I think this is a common problem and comes because we stressed how these models are not interpretable. It is kinda like talking about Schrödinger's cat. With a game of telephone people think the cat is both alive and dead and not that our models can't predict definite outcomes, only probabilities. Similarly with ML people do not understand that "not interpretable" doesn't mean we can't know anything about the model's decision making, but that we can't know everything that the model is choosing to do. Worse though, I think a lot of ML folks themselves don't know a lot of stats and signal processing. They just aren't things that aren't taught in undergrad and frequently not in grad.
> difficult to distinguish causation vs correlation
I mean this is an extremely difficult thing to disentangle in the first place. It is very common for people in one breath to recite that correlation does not equate to causation and then in the next breath propose causation. Cliches are cliches because people keep making the error. People really need to understand that developing causal graphs is really difficult, and that there's almost always more than one causal factor (a big sticking point for politics and the politicization of science, to me, is that people think there are one and only one causal factor).
Developing causal models is fucking hard. But there is work in that area in ML. It just isn't as "sexy" because they aren't as good. The barrier to entry is A LOT higher than other type of learning, so this prevents a lot of people from pursuing this area. But still, it is an necessary condition if we're ever going to develop AGI. It's probably better to judge how close we are to AGI with causal learning than it is for something like Dall-E. But most people aren't aware of this because they aren't in the weeds.
I should also mention that causal learning doesn't necessitate that we can understand the causal relationships within our model, just the data. So our model wouldn't be interpretable although it could interpret the data and form causal DAGs.
>It is kinda like talking about Schrödinger's cat. With a game of telephone people think the cat is both alive and dead and not that our models can't predict definite outcomes, only probabilities.
It isn't just our models that can't explain it, there are real physical limits which mean that _no_ model can predict what state the cat is in.
The only reason why cats are a more outrageous example than electrons is that we see cats behave classically all the time.
The only vaguely plausible explanation why cat states are impossible in general is that large quantum system become spontaneously self decoherent at large enough numbers of particles.
Yes, _no model can_ is an important part. But what I was focusing on is that the cat is either alive or dead in the box and not both. Just because we can't tell doesn't mean that's not true. Particles are observers and the wave function is collapsed from the perspective of the cat, but not from our perspective where we can't measure. But people misunderstand this as the cat behaving in a quantum state, which isn't happening. People have also assumed "observer" means "human", when particles themselves are observers. Which is why the cat is actually in a classical state (either alive or dead, not both), because within that box the particles are interacting. The confusion comes because the analogy being misinterpreted (the analogy assumes a lot of things that can't actually happen because it is... an analogy and to understand it you really need to have a lot of other base knowledge to understand the assumptions being made).
> _no_ model can predict what state the cat is in.

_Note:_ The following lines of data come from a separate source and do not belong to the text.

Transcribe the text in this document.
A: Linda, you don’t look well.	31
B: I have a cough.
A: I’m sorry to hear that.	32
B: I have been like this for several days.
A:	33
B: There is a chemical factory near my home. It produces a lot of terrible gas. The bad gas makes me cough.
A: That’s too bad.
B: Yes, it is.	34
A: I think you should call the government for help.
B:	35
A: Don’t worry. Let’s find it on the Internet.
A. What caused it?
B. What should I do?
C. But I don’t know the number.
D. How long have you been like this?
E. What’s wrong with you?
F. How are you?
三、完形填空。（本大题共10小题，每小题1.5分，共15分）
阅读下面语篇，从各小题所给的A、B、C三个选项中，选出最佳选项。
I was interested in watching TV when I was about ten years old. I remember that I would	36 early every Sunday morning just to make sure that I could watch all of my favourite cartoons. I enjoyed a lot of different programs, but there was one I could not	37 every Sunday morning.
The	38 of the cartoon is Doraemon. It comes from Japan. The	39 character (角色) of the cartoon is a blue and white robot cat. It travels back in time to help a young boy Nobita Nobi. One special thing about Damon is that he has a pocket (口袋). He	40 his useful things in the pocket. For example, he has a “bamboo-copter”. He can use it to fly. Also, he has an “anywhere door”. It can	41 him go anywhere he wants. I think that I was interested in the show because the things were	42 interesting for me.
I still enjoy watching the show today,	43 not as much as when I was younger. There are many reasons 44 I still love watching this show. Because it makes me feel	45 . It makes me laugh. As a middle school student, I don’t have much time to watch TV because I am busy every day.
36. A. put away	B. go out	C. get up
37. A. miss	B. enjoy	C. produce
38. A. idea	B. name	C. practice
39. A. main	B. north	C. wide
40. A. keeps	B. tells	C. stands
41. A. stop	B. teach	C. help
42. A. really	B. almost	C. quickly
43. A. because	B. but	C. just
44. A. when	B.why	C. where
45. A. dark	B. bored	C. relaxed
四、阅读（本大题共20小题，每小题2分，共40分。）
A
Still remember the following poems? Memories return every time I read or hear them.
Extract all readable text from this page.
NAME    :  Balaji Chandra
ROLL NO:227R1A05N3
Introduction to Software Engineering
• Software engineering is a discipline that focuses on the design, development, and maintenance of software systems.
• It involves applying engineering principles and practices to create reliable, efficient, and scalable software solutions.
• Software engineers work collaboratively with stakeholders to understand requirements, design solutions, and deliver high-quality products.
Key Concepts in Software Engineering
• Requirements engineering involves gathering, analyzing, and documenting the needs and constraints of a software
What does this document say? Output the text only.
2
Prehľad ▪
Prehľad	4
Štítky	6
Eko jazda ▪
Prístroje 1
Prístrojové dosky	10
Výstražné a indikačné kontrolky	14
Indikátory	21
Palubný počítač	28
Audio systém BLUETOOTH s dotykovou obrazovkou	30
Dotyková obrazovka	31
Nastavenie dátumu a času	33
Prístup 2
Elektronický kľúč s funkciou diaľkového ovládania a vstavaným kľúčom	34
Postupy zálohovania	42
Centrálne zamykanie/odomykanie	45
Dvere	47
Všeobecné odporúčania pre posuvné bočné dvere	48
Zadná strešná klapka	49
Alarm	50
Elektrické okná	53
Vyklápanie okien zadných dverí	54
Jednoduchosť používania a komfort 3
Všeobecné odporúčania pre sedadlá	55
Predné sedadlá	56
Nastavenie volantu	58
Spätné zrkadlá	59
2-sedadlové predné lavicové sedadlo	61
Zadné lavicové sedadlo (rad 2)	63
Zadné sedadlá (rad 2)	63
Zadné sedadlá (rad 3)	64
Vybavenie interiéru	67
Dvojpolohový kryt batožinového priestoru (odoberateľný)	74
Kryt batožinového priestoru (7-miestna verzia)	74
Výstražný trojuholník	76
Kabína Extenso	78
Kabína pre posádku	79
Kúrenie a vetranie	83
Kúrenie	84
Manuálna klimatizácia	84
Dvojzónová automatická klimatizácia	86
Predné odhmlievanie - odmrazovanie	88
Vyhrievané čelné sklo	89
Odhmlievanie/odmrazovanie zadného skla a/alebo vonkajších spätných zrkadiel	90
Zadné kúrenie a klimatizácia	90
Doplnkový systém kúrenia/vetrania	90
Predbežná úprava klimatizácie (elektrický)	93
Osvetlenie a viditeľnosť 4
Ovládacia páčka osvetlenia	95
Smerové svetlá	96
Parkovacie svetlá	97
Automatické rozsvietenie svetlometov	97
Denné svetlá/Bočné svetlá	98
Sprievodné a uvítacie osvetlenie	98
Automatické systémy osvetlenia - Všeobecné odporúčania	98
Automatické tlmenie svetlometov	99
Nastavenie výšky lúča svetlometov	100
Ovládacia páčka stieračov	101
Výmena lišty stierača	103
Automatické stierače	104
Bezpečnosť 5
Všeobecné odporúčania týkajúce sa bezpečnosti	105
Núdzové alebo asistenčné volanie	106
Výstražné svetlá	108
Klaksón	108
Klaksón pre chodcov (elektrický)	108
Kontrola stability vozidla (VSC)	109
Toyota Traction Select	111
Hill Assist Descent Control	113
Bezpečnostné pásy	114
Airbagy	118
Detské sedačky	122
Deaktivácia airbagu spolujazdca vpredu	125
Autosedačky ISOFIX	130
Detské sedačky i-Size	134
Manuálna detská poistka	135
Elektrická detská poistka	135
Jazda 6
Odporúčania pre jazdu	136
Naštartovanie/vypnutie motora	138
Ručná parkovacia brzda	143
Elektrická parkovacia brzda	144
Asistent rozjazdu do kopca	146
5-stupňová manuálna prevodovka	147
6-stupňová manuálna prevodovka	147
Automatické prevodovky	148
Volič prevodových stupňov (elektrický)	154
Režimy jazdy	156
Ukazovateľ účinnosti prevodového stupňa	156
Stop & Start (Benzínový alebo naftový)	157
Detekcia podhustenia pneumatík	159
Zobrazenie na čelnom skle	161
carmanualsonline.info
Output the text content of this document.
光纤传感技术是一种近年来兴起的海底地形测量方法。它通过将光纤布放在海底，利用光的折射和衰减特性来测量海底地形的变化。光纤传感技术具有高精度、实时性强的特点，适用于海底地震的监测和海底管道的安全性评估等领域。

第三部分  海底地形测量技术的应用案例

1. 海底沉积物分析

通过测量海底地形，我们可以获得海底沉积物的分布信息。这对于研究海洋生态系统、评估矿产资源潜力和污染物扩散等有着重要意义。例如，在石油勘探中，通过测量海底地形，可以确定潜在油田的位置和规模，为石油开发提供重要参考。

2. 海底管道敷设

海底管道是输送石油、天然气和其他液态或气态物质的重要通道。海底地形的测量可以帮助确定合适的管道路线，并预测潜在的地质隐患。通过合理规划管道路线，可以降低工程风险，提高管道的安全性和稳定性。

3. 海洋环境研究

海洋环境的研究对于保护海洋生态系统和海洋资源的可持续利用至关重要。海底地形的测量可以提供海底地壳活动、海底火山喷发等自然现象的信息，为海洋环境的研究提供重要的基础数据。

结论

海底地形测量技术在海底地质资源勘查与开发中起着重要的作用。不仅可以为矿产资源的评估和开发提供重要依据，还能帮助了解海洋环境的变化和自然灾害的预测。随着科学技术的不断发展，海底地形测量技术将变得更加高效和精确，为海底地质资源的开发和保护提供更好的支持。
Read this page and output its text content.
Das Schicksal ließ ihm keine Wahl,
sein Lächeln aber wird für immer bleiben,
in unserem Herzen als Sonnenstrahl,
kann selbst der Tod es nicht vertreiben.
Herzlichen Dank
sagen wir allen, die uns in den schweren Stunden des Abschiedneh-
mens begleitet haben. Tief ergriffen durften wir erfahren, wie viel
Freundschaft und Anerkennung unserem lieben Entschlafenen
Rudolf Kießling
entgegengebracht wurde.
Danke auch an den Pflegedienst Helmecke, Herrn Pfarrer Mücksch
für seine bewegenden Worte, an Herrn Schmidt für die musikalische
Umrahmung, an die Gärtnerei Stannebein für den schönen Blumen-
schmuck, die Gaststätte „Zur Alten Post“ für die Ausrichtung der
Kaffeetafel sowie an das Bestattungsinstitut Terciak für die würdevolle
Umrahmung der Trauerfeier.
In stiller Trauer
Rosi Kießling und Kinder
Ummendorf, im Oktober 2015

Perhaps you meant to say "...state the cat will be in when observed"?
Otherwise, an important nitpick applies: superposition means that the system is not in any single state, so there's nothing to "predict" - it's a superposition of all possible states.
Prediction comes in when one asks what state will be observed when a measurement is made. As far as we know, that can only be answered probabilistically. So no model can specifically predict the outcome of a measurement, when multiple outcomes are possible.
I mean even without being observed by humans, the cat is in either the alive or dead state. It can't be in both. It is just that our mathematical models can't tell us with complete certainty which state that is. (People also seem to think humans are the only observers. Particles are observers too)
I think what is not mentioned nearly enough is the need for isolation to prevent decoherence of the cat. You need to make sure the box is it's own universe totally disconnected from the rest. Then I'd say it is a little more intuitive that parallel insides of the box might exist in superposition.
But it also can't be a real cat. Because if it was a real cat then the cat itself collapses the the wave function. Literally any particle interaction does. Really what is important here is that us being on the outside and in a different reference frame (we're assuming we can't do any measurements of things inside the box. Think information barrier) we can't obtain any definite prediction of the cat's state, only probabilistic. The information barrier is the important part here.